Once you pass a section of the country, you unlock the ability to compete in various Challenges in that section. Challenges aren’t part of “The Run,” per se, but they’re somewhat derivative modes that take place in that overall environment. The drivers in the Challenges tend to scale in difficulty based on your driver’s Level, not based on the environment itself. To a certain degree these go hand in hand – by the time you get to Chicago you’ve got a decently leveled driver – but you can’t avoid the West Coast Challenges and go back to them later expecting to breeze through the competition.
Graphically, Need for Speed: The Run looks great, from cars all the way down to environments.
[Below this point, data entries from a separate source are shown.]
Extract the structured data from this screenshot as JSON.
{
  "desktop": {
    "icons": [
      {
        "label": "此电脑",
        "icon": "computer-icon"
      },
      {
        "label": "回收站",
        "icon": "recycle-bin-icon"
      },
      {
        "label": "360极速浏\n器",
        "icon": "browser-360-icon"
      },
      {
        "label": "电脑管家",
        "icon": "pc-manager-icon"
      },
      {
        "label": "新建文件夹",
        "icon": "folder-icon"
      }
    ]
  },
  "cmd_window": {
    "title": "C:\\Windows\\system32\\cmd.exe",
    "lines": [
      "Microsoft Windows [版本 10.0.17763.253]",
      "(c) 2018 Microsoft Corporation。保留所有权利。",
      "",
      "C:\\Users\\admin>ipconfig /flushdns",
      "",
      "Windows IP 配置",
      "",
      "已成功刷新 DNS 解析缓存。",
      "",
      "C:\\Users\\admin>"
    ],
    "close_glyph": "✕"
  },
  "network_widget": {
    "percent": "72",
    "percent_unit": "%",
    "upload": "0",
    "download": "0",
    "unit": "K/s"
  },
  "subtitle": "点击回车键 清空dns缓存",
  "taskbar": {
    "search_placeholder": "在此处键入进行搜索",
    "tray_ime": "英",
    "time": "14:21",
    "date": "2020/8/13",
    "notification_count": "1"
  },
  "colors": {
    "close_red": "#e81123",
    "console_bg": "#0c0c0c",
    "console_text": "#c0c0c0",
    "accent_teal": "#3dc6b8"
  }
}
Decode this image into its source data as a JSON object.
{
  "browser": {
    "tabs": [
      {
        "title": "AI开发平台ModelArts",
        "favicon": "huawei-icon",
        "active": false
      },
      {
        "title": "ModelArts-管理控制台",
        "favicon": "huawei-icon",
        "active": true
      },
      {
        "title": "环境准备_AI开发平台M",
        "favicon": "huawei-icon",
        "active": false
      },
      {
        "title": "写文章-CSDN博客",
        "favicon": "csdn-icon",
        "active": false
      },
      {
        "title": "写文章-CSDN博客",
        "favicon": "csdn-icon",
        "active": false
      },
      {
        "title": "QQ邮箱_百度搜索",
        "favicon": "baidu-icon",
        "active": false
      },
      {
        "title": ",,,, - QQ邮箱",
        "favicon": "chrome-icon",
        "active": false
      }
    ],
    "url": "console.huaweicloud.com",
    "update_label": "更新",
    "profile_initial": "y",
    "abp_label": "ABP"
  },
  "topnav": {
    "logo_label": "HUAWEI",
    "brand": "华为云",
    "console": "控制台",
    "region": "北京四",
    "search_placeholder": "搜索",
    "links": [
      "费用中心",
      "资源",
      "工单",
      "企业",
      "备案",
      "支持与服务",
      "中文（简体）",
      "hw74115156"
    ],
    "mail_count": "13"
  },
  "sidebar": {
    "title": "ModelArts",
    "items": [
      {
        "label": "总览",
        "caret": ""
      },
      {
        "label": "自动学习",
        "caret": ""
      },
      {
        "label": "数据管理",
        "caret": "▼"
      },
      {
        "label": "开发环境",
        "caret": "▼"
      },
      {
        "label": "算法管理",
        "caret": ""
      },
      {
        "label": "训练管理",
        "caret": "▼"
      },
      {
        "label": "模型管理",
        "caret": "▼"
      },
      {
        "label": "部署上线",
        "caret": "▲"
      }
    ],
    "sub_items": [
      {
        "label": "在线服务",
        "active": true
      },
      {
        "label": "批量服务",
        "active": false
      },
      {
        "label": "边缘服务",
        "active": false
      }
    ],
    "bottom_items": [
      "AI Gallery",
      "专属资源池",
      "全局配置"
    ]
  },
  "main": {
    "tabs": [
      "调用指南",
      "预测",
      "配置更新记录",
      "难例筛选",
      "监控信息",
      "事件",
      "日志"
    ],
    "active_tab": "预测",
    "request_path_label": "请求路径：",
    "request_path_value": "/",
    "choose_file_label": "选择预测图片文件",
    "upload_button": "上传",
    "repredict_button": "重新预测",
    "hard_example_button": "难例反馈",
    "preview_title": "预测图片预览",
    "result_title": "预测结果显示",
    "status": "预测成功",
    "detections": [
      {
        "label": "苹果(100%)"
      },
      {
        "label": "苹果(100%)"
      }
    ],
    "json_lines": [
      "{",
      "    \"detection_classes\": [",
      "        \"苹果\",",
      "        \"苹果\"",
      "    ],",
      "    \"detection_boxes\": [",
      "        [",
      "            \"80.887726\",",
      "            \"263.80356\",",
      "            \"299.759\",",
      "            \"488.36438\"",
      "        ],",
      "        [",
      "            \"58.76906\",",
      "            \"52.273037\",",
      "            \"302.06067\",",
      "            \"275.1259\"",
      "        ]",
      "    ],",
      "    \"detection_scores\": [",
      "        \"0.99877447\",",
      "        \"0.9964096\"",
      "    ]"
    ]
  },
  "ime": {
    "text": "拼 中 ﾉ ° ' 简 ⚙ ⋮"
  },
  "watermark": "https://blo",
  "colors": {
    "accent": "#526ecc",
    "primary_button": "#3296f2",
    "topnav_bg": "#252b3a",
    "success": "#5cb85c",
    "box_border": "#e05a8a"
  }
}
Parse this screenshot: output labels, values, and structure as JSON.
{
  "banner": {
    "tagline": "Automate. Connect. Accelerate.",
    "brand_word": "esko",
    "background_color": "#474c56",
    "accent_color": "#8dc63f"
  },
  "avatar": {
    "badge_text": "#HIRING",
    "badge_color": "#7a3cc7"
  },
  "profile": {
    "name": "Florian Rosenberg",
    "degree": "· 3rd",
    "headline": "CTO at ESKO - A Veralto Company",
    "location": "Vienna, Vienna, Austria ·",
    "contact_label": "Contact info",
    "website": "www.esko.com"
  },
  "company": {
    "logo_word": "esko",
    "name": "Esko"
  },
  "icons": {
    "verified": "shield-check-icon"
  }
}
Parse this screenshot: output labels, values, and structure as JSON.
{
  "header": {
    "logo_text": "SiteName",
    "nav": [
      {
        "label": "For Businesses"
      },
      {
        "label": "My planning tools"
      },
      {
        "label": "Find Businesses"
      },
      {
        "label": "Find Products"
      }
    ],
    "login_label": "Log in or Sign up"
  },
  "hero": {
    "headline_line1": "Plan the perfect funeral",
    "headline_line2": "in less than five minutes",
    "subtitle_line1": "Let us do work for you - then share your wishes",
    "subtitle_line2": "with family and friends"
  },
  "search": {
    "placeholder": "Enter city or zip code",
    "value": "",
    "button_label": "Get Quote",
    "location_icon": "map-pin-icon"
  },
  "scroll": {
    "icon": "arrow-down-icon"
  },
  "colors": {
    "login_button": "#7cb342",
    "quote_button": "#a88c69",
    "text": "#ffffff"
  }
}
In fact, if I had to choose, I’d say the environmental detail is the best visual element in the game. That’s largely to be expected, since Need for Speed: The Run uses the Frostbite 2 engine – the game engine that drives the large-scale beauty that is Battlefield 3. But as far as racing-game environments go, you’ve never seen a racing game with levels this detailed or graphically rich. At times there can be a bit too much going on, which detracts a bit from your ability to effectively race (Las Vegas, I’m looking at you), but at least you’ll be pleased by the graphical busy-ness right before you wreck due to distractions.
You’ll also be pleased the more you play the game, because it frankly gets a lot more fun as you put more time into it. As your driver levels up, you begin earning XP and Boost bonuses for driving aggressively or in oncoming traffic, much like the “burnout” accelerators in the outstanding Burnout games. Naturally, earning more XP and Boost makes the experience a bit more compelling because you can do more – and do it faster. There are other modifiers that open up to you as you advance in the game, and in each case they make The Run more fun the farther you drive across the country.
As I said, I’ve been a fan of the Need for Speed franchise for quite some time, but even I’ve been rubbed a bit raw by some of the franchise’s evolution over the years. It’s not like EA and Black Box were struggling to find an identity, but they seemed to always be looking to switch things up just for the sake of switching. With Need for Speed: The Run, it seems like EA finally found the right mix of action and challenge, and the sporadic out-of-the-car sequences give just enough of a break to keep you pushing forward.